Just keep him talking, Jasmine. Bold will find you.
"You haven't figured it out? Smart girl like you couldn't put two and two together? Your daddy was rich and powerful. I wanted to return a compliant young woman to him. Get in his good graces, maybe reap some financial rewards."
Part of me wants to bombard him with a litany of all the ways he hurt me, stole my soul. I'd love to spit at him that it took me years of therapy to regain my mind after the hours of brainwashing at his hands. I won't say that, though. Don't want him to have the satisfaction of knowing just how much havoc he wreaked on my psyche.
"It backfired, asshole. Sorry, not sorry." I mentally pat myself on the back at how I managed to keep my voice level, as though being tied to this chair in an abandoned warehouse is a walk in the park.
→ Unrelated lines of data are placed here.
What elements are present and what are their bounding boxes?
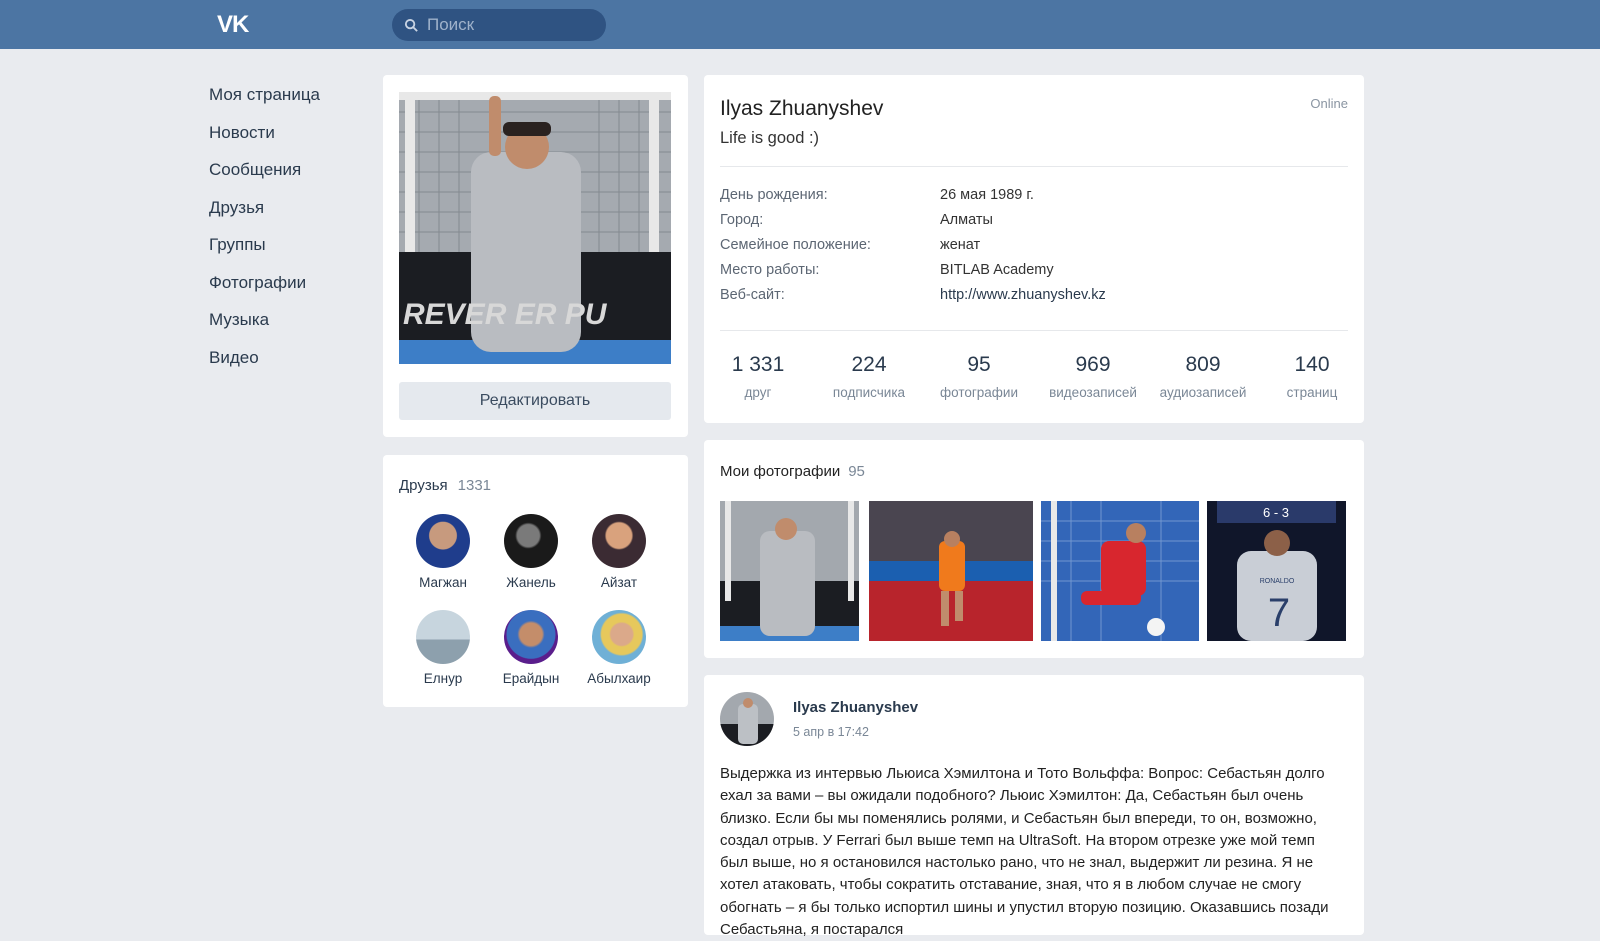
stat-label: подписчика xyxy=(832,385,906,400)
friends-card: Друзья 1331 Магжан Жанель Айзат Елнур Ера… xyxy=(383,455,688,707)
friend-item[interactable]: Жанель xyxy=(491,514,571,590)
stat-number: 95 xyxy=(967,353,991,376)
jersey-name: RONALDO xyxy=(1260,578,1295,585)
post-text: Выдержка из интервью Льюиса Хэмилтона и … xyxy=(720,765,1329,939)
friend-item[interactable]: Ерайдын xyxy=(491,610,571,686)
website-link[interactable]: http://www.zhuanyshev.kz xyxy=(940,287,1106,303)
info-label: День рождения: xyxy=(720,187,828,203)
info-value[interactable]: Алматы xyxy=(940,212,993,228)
divider xyxy=(720,330,1348,331)
friend-item[interactable]: Елнур xyxy=(403,610,483,686)
info-label: Веб-сайт: xyxy=(720,287,785,303)
stat-followers[interactable]: 224 подписчика xyxy=(814,353,924,400)
avatar-card: REVER ER PU Редактировать xyxy=(383,75,688,437)
photos-title-label: Мои фотографии xyxy=(720,463,841,480)
friend-avatar xyxy=(592,610,646,664)
info-value[interactable]: BITLAB Academy xyxy=(940,262,1054,278)
divider xyxy=(720,166,1348,167)
friend-avatar xyxy=(504,514,558,568)
jersey-number: 7 xyxy=(1268,591,1290,635)
stat-photos[interactable]: 95 фотографии xyxy=(924,353,1034,400)
vk-logo[interactable]: VK xyxy=(217,11,249,39)
friend-name: Айзат xyxy=(600,575,638,590)
photo-thumbnail[interactable] xyxy=(720,501,859,641)
stat-audio[interactable]: 809 аудиозаписей xyxy=(1148,353,1258,400)
search-box[interactable] xyxy=(392,9,606,41)
photos-card: Мои фотографии 95 6 - 3 RONALDO 7 xyxy=(704,440,1364,658)
friend-avatar xyxy=(504,610,558,664)
top-header: VK xyxy=(0,0,1600,49)
friend-name: Ерайдын xyxy=(502,671,560,686)
friend-item[interactable]: Магжан xyxy=(403,514,483,590)
profile-status[interactable]: Life is good :) xyxy=(720,129,819,148)
stat-number: 969 xyxy=(1075,353,1111,376)
stat-label: друг xyxy=(744,385,772,400)
nav-item-music[interactable]: Музыка xyxy=(209,307,320,345)
nav-item-friends[interactable]: Друзья xyxy=(209,195,320,233)
stat-number: 1 331 xyxy=(731,353,785,376)
edit-profile-button[interactable]: Редактировать xyxy=(399,382,671,420)
friends-count: 1331 xyxy=(457,477,492,494)
banner-text: REVER ER PU xyxy=(403,298,608,331)
search-input[interactable] xyxy=(425,14,599,36)
nav-item-groups[interactable]: Группы xyxy=(209,232,320,270)
info-value[interactable]: женат xyxy=(940,237,980,253)
photo-thumbnail[interactable] xyxy=(869,501,1033,641)
post-author-avatar[interactable] xyxy=(720,692,774,746)
nav-item-news[interactable]: Новости xyxy=(209,120,320,158)
friend-item[interactable]: Абылхаир xyxy=(579,610,659,686)
profile-photo[interactable]: REVER ER PU xyxy=(399,92,671,364)
friend-item[interactable]: Айзат xyxy=(579,514,659,590)
photos-title[interactable]: Мои фотографии 95 xyxy=(720,463,865,480)
friend-name: Елнур xyxy=(423,671,463,686)
friends-title-label: Друзья xyxy=(399,477,448,494)
stat-number: 140 xyxy=(1294,353,1330,376)
friend-avatar xyxy=(592,514,646,568)
stat-pages[interactable]: 140 страниц xyxy=(1257,353,1367,400)
friend-name: Абылхаир xyxy=(587,671,651,686)
info-label: Место работы: xyxy=(720,262,820,278)
post-author-name[interactable]: Ilyas Zhuanyshev xyxy=(793,699,918,716)
info-label: Город: xyxy=(720,212,764,228)
stat-friends[interactable]: 1 331 друг xyxy=(703,353,813,400)
stat-number: 809 xyxy=(1185,353,1221,376)
profile-info-card: Ilyas Zhuanyshev Life is good :) Online … xyxy=(704,75,1364,423)
nav-item-photos[interactable]: Фотографии xyxy=(209,270,320,308)
info-value[interactable]: 26 мая 1989 г. xyxy=(940,187,1034,203)
friend-avatar xyxy=(416,514,470,568)
online-indicator: Online xyxy=(1310,96,1348,111)
stat-label: страниц xyxy=(1286,385,1338,400)
nav-item-video[interactable]: Видео xyxy=(209,345,320,383)
nav-item-messages[interactable]: Сообщения xyxy=(209,157,320,195)
photos-count: 95 xyxy=(848,463,865,480)
left-navigation: Моя страница Новости Сообщения Друзья Гр… xyxy=(209,82,320,382)
profile-name: Ilyas Zhuanyshev xyxy=(720,97,884,120)
stat-number: 224 xyxy=(851,353,887,376)
wall-post: Ilyas Zhuanyshev 5 апр в 17:42 Выдержка … xyxy=(704,675,1364,938)
friend-name: Жанель xyxy=(506,575,556,590)
friend-avatar xyxy=(416,610,470,664)
stat-videos[interactable]: 969 видеозаписей xyxy=(1038,353,1148,400)
info-label: Семейное положение: xyxy=(720,237,871,253)
nav-item-my-page[interactable]: Моя страница xyxy=(209,82,320,120)
search-icon xyxy=(404,18,418,32)
friends-title[interactable]: Друзья 1331 xyxy=(399,477,491,494)
photo-thumbnail[interactable]: 6 - 3 RONALDO 7 xyxy=(1207,501,1346,641)
post-date[interactable]: 5 апр в 17:42 xyxy=(793,725,869,739)
scoreboard-text: 6 - 3 xyxy=(1263,505,1289,520)
stat-label: фотографии xyxy=(940,385,1018,400)
friend-name: Магжан xyxy=(419,575,467,590)
stat-label: аудиозаписей xyxy=(1159,385,1247,400)
photo-thumbnail[interactable] xyxy=(1041,501,1199,641)
stat-label: видеозаписей xyxy=(1049,385,1137,400)
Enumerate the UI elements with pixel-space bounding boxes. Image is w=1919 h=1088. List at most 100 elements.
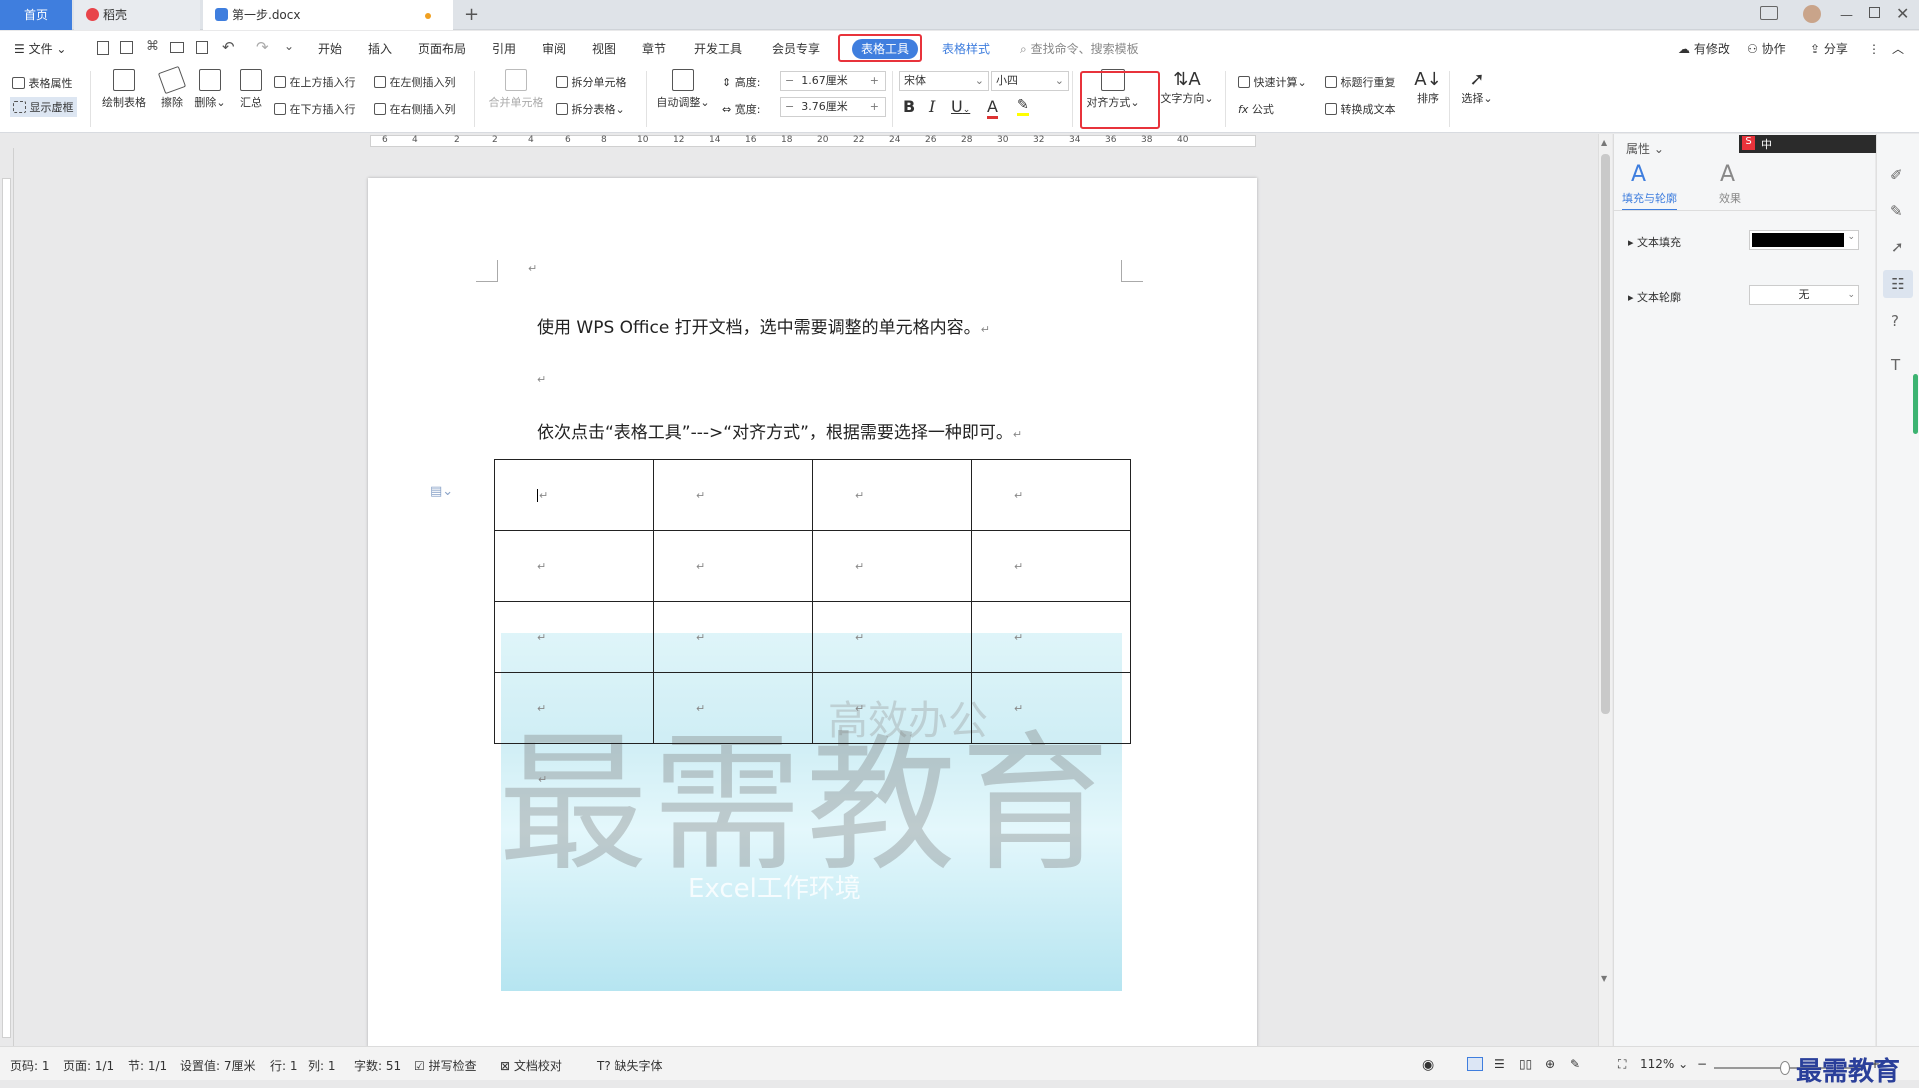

Though his lackeys are standing, Wright has been sitting on a discarded metal folding chair a few feet in front of me. Upon my insult, he launches out of his chair and stalks to where I'm sitting. I know what's coming. Instead of letting him see my fear, I glare at him until he backhands me with so much force he splits my lip.
With his face scant inches from mine, he lets me see the real Everett Wright. Though I've glimpsed it a few times before, it's still terrifying to see his devil face. Eyes narrowed, teeth bared, nostrils flaring, he yanks my upper arms as he screams, "You will obey me, you little fucking bitch, or I will delight in watching as my men kill you even slower than I'd planned."
Terror whirls through my body in waves as my sixteen-year-old self returns as though she never left. I feel little, powerless. I'm at this maniac's mercy with no one to help me.